The recent announcement by the states of California, Colorado and Connecticut that they are working together to carry out a joint investigative sweep has raised eyebrows across the privacy world. Last week, California Attorney General Rob Bonta, the California Privacy Protection Agency (CPPA), and the attorneys general of Colorado and Connecticut announced that they are working together to investigate businesses that refuse to honor consumers’ right to opt out of the sale or sharing of their personal data. The sweep aims especially at companies that are not processing opt-out requests made via the Global Privacy Control tool (GPC), even though it is required by law in each of the three states involved.
The GPC is a browser setting or installable extension that allows consumers to automatically opt out of the sale or sharing of their data with third parties. California AG Bonta’s press release makes clear that regulators strongly suspect that many businesses are ignoring these opt outs and thus failing to adhere to the law. As part of the sweep, regulators have already sent letters to companies that appear not to be in compliance, demanding that they come into immediate compliance. The states have not publicly named any of the targets of the sweep as of yet.
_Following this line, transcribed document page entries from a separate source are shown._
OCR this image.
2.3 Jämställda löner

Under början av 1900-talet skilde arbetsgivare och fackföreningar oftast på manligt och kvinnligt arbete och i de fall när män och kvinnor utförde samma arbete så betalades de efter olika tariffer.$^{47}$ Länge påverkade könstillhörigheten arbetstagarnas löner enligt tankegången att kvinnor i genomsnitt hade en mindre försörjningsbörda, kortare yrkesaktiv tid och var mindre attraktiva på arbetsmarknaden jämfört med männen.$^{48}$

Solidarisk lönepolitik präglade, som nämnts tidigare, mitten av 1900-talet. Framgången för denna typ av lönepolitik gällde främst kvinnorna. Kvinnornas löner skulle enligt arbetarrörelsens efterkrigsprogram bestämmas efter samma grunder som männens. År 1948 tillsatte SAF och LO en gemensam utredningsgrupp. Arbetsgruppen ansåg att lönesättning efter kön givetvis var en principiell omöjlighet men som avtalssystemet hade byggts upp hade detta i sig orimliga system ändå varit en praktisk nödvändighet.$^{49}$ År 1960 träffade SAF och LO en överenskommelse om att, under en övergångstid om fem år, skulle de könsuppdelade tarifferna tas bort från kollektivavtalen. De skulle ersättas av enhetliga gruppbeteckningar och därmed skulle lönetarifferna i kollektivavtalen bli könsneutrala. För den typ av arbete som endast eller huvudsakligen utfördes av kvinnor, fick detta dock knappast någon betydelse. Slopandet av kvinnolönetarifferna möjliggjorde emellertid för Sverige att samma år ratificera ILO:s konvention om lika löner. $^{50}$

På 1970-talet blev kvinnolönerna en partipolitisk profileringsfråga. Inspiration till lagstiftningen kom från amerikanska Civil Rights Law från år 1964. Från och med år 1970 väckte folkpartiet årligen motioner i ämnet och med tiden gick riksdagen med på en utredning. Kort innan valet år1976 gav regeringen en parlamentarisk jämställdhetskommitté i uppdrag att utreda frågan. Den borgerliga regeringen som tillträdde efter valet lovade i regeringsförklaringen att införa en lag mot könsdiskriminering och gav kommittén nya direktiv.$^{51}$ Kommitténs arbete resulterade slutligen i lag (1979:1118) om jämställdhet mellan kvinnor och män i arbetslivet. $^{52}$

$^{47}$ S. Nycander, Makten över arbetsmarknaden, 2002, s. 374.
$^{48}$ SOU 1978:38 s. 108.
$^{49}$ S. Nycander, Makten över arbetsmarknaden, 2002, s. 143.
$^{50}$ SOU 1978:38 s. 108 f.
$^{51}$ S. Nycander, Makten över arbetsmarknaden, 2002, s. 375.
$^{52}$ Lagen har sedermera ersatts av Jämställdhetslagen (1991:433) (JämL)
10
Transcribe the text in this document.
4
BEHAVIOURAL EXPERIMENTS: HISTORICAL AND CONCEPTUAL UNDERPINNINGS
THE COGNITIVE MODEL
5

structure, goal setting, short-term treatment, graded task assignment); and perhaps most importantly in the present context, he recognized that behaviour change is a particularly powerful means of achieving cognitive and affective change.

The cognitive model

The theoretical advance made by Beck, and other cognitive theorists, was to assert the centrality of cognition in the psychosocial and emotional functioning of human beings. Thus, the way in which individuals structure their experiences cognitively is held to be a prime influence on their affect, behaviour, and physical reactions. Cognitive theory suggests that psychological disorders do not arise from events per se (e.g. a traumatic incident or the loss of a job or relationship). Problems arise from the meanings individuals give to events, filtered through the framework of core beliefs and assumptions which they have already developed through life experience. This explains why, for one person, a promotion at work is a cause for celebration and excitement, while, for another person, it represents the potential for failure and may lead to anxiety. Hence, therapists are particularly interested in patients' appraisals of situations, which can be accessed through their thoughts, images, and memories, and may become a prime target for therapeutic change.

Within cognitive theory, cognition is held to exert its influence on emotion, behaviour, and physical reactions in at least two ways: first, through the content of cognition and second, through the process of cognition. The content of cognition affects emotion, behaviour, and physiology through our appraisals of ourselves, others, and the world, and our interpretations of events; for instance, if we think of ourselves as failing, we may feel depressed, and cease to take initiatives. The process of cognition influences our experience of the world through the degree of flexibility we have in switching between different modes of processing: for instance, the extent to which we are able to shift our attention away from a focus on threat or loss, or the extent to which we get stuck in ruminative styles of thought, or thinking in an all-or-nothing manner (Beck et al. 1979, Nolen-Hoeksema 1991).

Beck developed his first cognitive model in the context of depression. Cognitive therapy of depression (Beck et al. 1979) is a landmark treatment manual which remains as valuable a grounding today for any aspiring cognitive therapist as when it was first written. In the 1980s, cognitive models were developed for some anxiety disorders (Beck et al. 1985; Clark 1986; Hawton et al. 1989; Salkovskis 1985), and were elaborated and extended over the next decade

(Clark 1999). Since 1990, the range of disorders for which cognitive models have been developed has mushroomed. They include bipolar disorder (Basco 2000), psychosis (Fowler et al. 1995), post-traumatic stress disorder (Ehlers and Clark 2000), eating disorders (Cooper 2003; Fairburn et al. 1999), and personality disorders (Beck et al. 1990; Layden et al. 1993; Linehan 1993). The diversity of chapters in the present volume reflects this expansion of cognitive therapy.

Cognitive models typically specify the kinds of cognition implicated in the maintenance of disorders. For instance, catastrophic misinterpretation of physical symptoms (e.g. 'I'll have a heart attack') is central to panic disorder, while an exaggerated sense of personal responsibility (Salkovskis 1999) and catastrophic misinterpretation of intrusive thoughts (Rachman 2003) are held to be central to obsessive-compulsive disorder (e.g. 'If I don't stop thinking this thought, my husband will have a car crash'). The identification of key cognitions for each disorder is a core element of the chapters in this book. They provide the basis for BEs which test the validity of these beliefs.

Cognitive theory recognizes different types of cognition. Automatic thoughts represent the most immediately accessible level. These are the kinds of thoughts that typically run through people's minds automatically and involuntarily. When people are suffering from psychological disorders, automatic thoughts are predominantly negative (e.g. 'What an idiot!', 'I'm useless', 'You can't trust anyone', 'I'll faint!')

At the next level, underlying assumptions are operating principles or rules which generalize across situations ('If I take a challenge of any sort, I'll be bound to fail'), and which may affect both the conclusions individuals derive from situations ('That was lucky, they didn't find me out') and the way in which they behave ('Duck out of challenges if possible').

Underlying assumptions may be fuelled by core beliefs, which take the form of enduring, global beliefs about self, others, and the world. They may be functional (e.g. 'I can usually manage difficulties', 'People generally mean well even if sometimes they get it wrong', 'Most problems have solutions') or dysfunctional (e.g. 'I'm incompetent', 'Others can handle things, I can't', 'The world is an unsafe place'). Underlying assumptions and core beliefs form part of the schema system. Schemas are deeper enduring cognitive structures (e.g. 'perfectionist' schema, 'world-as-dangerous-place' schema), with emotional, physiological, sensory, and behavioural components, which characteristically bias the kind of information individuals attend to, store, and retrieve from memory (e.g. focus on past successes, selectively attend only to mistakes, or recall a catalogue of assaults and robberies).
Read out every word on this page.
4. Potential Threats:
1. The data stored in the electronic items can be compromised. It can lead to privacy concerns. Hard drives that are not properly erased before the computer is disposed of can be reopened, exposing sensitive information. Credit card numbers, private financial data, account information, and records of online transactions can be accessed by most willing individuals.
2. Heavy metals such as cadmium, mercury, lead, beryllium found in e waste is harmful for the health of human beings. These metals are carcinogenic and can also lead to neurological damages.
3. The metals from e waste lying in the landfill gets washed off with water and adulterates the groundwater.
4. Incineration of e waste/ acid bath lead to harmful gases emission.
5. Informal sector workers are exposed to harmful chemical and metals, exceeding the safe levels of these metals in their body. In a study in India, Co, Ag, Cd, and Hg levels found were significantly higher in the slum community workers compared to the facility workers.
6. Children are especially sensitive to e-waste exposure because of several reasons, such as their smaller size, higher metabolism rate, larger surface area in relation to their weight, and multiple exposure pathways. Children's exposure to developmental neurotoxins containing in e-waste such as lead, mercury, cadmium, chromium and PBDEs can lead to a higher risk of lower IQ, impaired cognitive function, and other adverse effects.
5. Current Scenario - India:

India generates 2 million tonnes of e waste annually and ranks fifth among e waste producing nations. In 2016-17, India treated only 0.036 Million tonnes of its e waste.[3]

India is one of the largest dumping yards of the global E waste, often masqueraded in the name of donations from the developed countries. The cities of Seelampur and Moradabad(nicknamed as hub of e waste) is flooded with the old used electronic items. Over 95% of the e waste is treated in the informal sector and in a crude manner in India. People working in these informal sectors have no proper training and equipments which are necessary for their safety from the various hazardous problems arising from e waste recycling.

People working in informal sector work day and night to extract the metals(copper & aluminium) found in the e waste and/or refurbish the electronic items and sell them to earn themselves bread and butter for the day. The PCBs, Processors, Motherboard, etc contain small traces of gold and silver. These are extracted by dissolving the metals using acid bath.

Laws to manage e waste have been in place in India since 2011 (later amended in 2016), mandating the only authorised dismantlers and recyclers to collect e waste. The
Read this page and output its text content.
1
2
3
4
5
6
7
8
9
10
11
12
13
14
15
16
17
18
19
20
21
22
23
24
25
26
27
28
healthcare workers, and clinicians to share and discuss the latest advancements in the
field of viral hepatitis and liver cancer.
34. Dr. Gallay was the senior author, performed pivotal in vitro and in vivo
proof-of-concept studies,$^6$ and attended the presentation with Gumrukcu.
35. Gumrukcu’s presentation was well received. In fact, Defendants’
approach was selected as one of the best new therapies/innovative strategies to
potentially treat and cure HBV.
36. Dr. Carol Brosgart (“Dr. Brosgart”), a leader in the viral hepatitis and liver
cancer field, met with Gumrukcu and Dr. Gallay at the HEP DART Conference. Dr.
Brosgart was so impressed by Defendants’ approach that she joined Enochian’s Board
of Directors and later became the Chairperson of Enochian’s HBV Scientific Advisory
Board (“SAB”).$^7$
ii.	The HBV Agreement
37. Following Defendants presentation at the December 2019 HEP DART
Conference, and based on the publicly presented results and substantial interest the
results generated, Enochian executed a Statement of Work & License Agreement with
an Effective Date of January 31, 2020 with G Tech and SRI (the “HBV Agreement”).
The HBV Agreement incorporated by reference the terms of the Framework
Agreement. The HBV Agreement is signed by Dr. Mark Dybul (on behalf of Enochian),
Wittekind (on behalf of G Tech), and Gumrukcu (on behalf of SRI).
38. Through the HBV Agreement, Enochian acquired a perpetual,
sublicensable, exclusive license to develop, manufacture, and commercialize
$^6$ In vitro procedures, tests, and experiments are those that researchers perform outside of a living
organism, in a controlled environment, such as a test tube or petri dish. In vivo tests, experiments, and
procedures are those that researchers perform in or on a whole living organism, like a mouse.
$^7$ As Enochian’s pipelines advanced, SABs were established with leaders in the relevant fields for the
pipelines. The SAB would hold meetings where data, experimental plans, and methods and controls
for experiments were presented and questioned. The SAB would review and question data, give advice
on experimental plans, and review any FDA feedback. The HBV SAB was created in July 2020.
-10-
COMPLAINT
California AG Bonta also emphasized that regulators expect businesses to move quickly to align their practices with legal requirements, whether or not they are the businesses that have been notified of their noncompliance explicitly.
As many companies likely already know, California is no stranger to consumer data protections. The state has already secured settlements involving GPC and/or opt-out compliance against Sephora, DoorDash, Healthline, Honda and Todd Snyder, Inc., with the fines cumulatively in the millions of dollars. However, what really stands out in this new sweep is the cross-state cooperation. Colorado and Connecticut have their own privacy laws, which mirror California’s in many ways, including recognizing browser-based opt-out signals like GPC. The coordinated effort sends a strong message that enforcement of these issues is no longer just a California quirk, especially given that 19 other states now have similar consumer data protection laws. Thus, this cross-state cooperation likely is not an anomaly and should be considered the new norm. Going forward, businesses should be aware of the effect this will have on their operations, especially when conducting business in these privacy-focused states.
Many businesses assume that having a conspicuous privacy policy or a cookie notice is sufficient. However, even when companies think they are being transparent, data collection often happens before notice is given. Tracking tools may collect personal data the moment someone arrives at the website, so consumers may not have a real opportunity to opt out before collection begins, thus rendering the privacy policy and cookie notice moot. The laws often treat things like device identifiers, IP addresses or user behavior data as personal information, even where companies take efforts to anonymize the data in good faith, making it all the more important that businesses act deliberately to avoid collecting any personal data when the business sells or shares that information and the consumer has elected to opt out via GPC or otherwise.
For many companies, this sweep should serve as a clear warning that compliance with opt outs and consumer data protections have become a paramount legal requirement and enforcement priority across the country, so businesses need to take affirmative steps to process and document consumer requests to opt out of the sale and sharing of their personal information, lest they become the target of enforcement and the subject of a future press release by a consortium of attorneys general.